Un cauchemar sans fin. A l’heure où la communauté internationale n’en finit plus de tergiverser, le Darfour poursuit sa longue descente aux enfers. La situation empire sur le terrain des violences, qui ont fait au moins 200000 victimes en près de quatre ans de conflit. Vendredi, six ONG internationales présentes dans l’ouest soudanais ont annoncé l’évacuation temporaire de centaines de leurs employés des zones devenues trop dangereuses. Au même moment, l’Union européenne (UE) faisait part à Bruxelles de sa « profonde préoccupation » quant à la situation. Sans pour autant annoncer la moindre mesure concrète en faveur d’une résolution du conflit.

250 expatriés renoncent

« Depuis la signature des accords de paix d’Abuja, la situation n’a fait qu’empirer, déplore Alun MacDonald, le porte-parole d’Oxfam joint par téléphone à Khartoum.
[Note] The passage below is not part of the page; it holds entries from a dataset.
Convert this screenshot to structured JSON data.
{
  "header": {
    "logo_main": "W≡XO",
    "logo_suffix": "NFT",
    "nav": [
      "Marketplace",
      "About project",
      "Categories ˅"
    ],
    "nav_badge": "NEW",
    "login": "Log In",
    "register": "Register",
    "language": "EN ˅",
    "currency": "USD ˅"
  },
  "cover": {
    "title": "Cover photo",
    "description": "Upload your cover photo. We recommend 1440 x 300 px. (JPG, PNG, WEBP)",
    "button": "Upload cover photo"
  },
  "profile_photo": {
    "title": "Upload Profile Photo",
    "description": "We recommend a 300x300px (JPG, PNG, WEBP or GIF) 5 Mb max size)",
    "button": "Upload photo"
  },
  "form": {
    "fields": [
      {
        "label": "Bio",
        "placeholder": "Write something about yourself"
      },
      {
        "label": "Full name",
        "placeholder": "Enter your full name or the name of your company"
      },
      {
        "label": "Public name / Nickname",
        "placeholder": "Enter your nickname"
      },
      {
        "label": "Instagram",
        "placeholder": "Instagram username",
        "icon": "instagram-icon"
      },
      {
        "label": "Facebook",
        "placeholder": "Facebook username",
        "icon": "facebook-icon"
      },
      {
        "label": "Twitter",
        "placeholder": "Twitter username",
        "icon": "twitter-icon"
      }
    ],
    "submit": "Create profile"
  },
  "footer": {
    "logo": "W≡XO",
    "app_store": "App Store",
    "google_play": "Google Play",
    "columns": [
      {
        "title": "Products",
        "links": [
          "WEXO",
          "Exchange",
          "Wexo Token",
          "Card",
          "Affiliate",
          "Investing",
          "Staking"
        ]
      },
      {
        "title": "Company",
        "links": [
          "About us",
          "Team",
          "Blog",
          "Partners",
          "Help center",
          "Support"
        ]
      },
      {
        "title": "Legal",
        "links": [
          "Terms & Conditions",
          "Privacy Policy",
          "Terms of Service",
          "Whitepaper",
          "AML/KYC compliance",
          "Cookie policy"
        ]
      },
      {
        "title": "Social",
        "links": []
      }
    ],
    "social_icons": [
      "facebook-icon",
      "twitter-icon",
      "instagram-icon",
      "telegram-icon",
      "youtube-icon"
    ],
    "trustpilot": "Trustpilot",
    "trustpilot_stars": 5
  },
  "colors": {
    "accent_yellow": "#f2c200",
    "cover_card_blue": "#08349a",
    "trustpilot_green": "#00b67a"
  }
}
Ces deux dernières semaines, l’augmentation des attaques contre les humanitaires nous a conduits à évacuer cinq zones clés de l’aide aux populations civiles. Il faudra renoncer à d’autres secteurs dans les mois qui viennent. » Face à une dégradation sans précédent de la situation, 250 expatriés au total renoncent temporairement. Une partie du personnel d’Oxfam, Concern Worlwide, Goal, International Rescue Committee (IRC), le Norwegian Refugee Council et World Vision est rapatriée vers des zones plus calmes où les ONG entendent coûte que coûte maintenir leur présence. Dans l’est du Tchad, où le conflit du Darfour déborde, ils sont plus de 400 à se retirer.

« Nous sommes forcés d’abandonner momentanément des secteurs dans lesquels nous fournissons des services vitaux, poursuit le représentant d’Oxfam. Les conditions d’insécurité sont telles que tout bascule d’une minute à l’autre. Pendant une semaine, nous ne pouvions même plus accéder aux camps de réfugiés. » A Al-Fascher, dans le Nord-Darfour, certains expatriés ne peuvent pas quitter la ville. Pas plus qu’ils ne peuvent secourir les populations.

Prises au piège de la violence, les ONG voient leurs mouvements limités. Mais elles affichent une volonté tenace de rester : « Nous sommes convaincus que notre présence est plus que jamais indispensable, affirme Jessica Barry, porte-parole du Comité international de la Croix-Rouge (CICR) au Soudan. Même si nous ne pouvons pas rester à Kutum la nuit, par exemple, nous n’avons aucune intention d’abandonner le terrain. » Et l’organisation de souligner que le conflit a dégénéré ces derniers mois, du fait de la multiplication et de la fragmentation des groupes armés qui se livrent au banditisme.

De son côté, la communauté internationale est toujours velléitaire. L’UE a demandé vendredi « l’arrêt immédiat des hostilités » et appelé Khartoum à « protéger efficacement l’ensemble des citoyens contre tous les actes de violence ». Elle a aussi plaidé contre l’impunité. Mais contre « l’escalade de la violence », l’Union ne propose aucune solution : la création d’une zone d’interdiction de survol du Darfour, envisagée jeudi par Londres et Washington, n’a pas été retenue par les Vingt-Cinq. Aucune mesure n’a été prise contre le gouvernement soudanais qui refuse le déploiement de Casques bleus de l’ONU dans la région. L’Union africaine a, elle, demandé à Khartoum « le désarmement immédiat des Jandjawid », les milices arabes à la solde du pouvoir, et s’apprête à exiger des sanctions contre les parties au conflit qui violent le cessez-le-feu conclu en mai dernier.

Enfin, le procureur de la Cour pénale internationale (CPI), Luis Moreno Ocampo, a présenté jeudi son quatrième rapport d’étape sur le Darfour devant le Conseil de sécurité des Nations unies à New York. Il a annoncé qu’il soumettrait sa première enquête aux juges de la Cour d’ici à février 2007 et estime avoir les preuves suffisantes que des crimes de guerre et des crimes contre l’humanité ont été commis au Darfour.